You would later tell your children they didn’t have the advantage of growing up poor. Your mother warned you not to become your father, and you did escape his world, but you carried with you its memories and they helped give you the drive that made you one of Hollywood’s greatest actors.

My first encounter with you was a Sunday evening when my family sat down in front of the television to watch your 1960 film Spartacus, that epic tale of an historic slave uprising against the Roman Empire led by the slave Spartacus. He would go on to become the namesake of the radical Spartacus League in Berlin, Germany, that led major strikes again German munitions factories around 1917.

I had little political consciousness when I first watched Spartacus but something in its David-and-Goliath story appealed to me. I would much later learn that you, as its producer as well as its star, would insist that Dalton Trumbo write the screenplay and receive credit for it. Trumbo had been blacklisted by the Communist witch-hunting House for Un-American Activities Committee and essentially banned from Hollywood. Director Stanley Kubrick, brilliant but vain and egotistical, suggested he get credit for the screenplay to avoid the bad publicity Trumbo’s name would create. You said “No”.

“Stanley’s eagerness to use Dalton revolted us,” you wrote in The Ragman’s Son. “That night it all suddenly became very clear.
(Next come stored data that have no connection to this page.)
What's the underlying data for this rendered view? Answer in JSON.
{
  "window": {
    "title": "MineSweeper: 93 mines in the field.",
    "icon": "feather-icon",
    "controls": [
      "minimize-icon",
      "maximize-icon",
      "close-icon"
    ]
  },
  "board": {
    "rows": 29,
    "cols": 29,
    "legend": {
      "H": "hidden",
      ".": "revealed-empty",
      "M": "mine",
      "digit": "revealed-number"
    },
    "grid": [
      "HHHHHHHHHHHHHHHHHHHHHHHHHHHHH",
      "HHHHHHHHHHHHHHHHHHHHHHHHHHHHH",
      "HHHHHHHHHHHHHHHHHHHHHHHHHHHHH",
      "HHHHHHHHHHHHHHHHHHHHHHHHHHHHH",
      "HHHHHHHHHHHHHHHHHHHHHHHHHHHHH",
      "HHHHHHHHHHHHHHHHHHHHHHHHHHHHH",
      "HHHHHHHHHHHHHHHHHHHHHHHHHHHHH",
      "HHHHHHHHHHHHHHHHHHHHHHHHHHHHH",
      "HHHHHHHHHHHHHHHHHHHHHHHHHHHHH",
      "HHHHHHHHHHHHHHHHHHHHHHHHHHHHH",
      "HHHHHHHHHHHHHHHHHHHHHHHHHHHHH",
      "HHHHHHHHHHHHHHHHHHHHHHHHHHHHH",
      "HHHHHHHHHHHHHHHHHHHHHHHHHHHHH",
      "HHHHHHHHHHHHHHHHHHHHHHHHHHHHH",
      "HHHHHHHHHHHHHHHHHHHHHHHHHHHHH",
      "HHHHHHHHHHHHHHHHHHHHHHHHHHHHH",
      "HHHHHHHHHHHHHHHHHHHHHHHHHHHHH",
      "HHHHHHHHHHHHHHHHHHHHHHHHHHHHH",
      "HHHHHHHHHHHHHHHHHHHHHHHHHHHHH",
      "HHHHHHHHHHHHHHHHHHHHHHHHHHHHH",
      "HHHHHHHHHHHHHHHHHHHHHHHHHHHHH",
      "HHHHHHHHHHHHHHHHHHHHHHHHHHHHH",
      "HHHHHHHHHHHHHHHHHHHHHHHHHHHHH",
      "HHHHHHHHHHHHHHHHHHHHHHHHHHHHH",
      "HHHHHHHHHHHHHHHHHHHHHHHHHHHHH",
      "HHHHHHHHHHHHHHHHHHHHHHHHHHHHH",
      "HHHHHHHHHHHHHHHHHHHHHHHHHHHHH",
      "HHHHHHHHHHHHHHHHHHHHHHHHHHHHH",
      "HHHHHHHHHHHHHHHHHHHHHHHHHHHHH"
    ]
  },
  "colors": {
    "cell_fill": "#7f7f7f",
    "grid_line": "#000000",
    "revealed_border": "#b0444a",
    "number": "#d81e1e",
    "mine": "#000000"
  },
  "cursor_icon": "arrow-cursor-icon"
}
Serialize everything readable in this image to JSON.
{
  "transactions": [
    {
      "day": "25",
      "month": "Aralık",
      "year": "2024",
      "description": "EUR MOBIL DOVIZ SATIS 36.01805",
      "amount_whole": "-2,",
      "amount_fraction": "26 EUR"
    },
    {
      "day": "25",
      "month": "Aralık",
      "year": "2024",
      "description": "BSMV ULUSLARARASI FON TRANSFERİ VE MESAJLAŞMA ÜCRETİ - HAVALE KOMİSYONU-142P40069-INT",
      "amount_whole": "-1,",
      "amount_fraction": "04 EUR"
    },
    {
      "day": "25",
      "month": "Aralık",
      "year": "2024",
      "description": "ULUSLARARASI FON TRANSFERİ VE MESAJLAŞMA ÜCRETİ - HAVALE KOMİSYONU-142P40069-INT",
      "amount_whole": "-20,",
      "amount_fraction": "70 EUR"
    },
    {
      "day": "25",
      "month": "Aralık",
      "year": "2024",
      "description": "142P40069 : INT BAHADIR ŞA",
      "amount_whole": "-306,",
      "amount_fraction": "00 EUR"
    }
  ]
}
I knew what name to put on the screen.”

That act helped bring an end to the Hollywood blacklist that destroyed so many careers and even lives. It’s a period of infamy in Hollywood and the nation’s history, a time when a peculiarly American brand of fascism was allowed to reign and wreak havoc in the name of democracy.

"Some of the people accused of being Communists were Communists, but that is not against the law in the United States," you wrote. "I think we spend too much time fighting communism instead of fighting to make democracy better." 

From Spartacus, I would go on to watch and love other films of yours, great film noirs like The Strange Love of Martha Ivers (1946), Out of the Past (1947), Ace in the Hole (1951), Detective Story (1951), and The Bad and the Beautiful (1952), which I watched again just the other night. So many others—Champion (1949), Lust for Life (1956), Paths of Glory (1957), Lonely Are the Brave (1962), all those films with one of my other favorite actors, Burt Lancaster—rank right up there among the best ever, tales of backstabbing boxers, manipulating movie moguls, tortured artists, conflicted soldiers and cowboys out of sync with the times.

In your 2014 book of poetry and memories, Life Could Be Verse, which you dedicated to your wife of 60 years, Anne, you say, “Hard work can get you fame and fortune, maybe make you a star, but nothing will make you happy until you know who you are.”  Let me add a thank you for your hard work. It helped make a lot of people happy, including me.